Décision possiblement rendue dans la journée

La décision de la cour d'appel pourrait être rendue dans la journée, même si rien n'est encore certain. Si Nicolas Sarkozy est remis en liberté, il peut sortir de prison dans les heures qui suivent le temps que les formalités administratives de levée d'écrou soient effectuées.

L'ancien président peut ressortir libre sans contrôle judiciaire, libre avec contrôle judiciaire, ou encore être assigné à résidence sous bracelet électronique, posé dans les jours qui suivent. 

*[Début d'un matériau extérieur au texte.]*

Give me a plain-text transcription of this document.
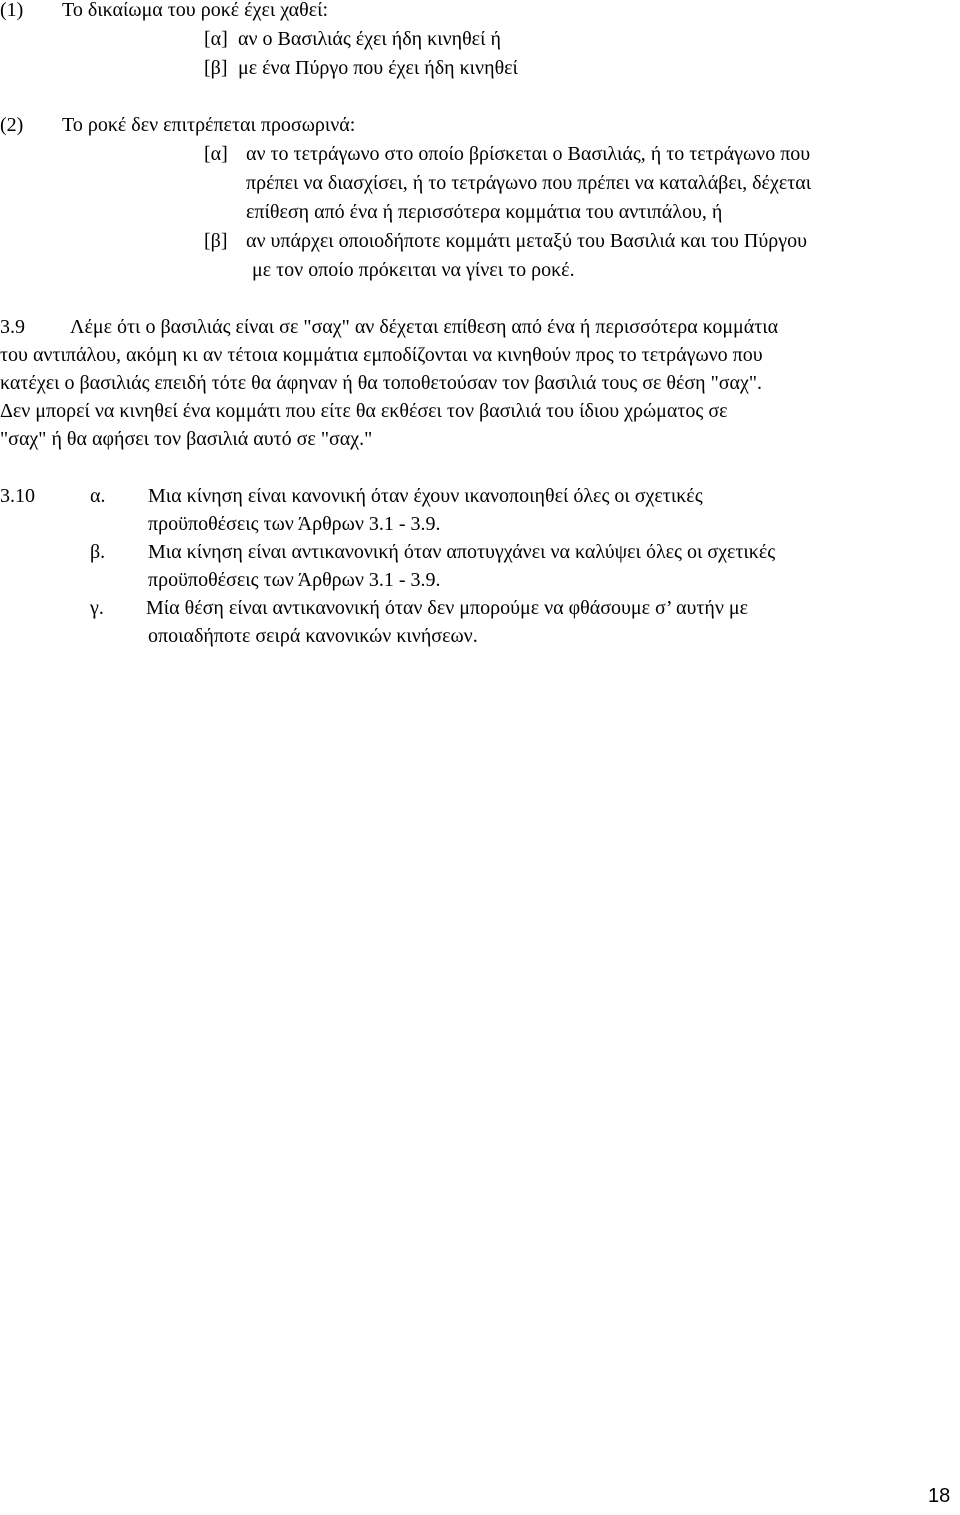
(1) Το δικαίωμα του ροκέ έχει χαθεί:
[α] αν ο Βασιλιάς έχει ήδη κινηθεί ή
[β] με ένα Πύργο που έχει ήδη κινηθεί
(2) Το ροκέ δεν επιτρέπεται προσωρινά:
[α] αν το τετράγωνο στο οποίο βρίσκεται ο Βασιλιάς, ή το τετράγωνο που
πρέπει να διασχίσει, ή το τετράγωνο που πρέπει να καταλάβει, δέχεται
επίθεση από ένα ή περισσότερα κομμάτια του αντιπάλου, ή
[β] αν υπάρχει οποιοδήποτε κομμάτι μεταξύ του Βασιλιά και του Πύργου
με τον οποίο πρόκειται να γίνει το ροκέ.
3.9 Λέμε ότι ο βασιλιάς είναι σε "σαχ" αν δέχεται επίθεση από ένα ή περισσότερα κομμάτια
του αντιπάλου, ακόμη κι αν τέτοια κομμάτια εμποδίζονται να κινηθούν προς το τετράγωνο που
κατέχει ο βασιλιάς επειδή τότε θα άφηναν ή θα τοποθετούσαν τον βασιλιά τους σε θέση "σαχ".
Δεν μπορεί να κινηθεί ένα κομμάτι που είτε θα εκθέσει τον βασιλιά του ίδιου χρώματος σε
"σαχ" ή θα αφήσει τον βασιλιά αυτό σε "σαχ."
3.10	α. Μια κίνηση είναι κανονική όταν έχουν ικανοποιηθεί όλες οι σχετικές
προϋποθέσεις των Άρθρων 3.1 - 3.9.
β. Μια κίνηση είναι αντικανονική όταν αποτυγχάνει να καλύψει όλες οι σχετικές
προϋποθέσεις των Άρθρων 3.1 - 3.9.
γ. Μία θέση είναι αντικανονική όταν δεν μπορούμε να φθάσουμε σ’ αυτήν με
οποιαδήποτε σειρά κανονικών κινήσεων.
18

S'il reste en détention provisoire, ses avocats peuvent redéposer dès le jour même une nouvelle demande de mise en liberté. Et ce jusqu'à la tenue de son procès en appel sur le dossier libyen, dans les prochains mois. 

Cette décision ne marque pas pour autant la fin du marathon judiciaire de Nicolas Sarkozy. Déjà condamné définitivement dans l'affaire des écoutes, l'ancien président saura le 26 novembre si la Cour de cassation valide ou non sa condamnation en appel dans l'affaire Bygmalion, à un an d'emprisonnement dont six mois ferme aménageables pour le financement illégal de sa campagne présidentielle perdue de 2012.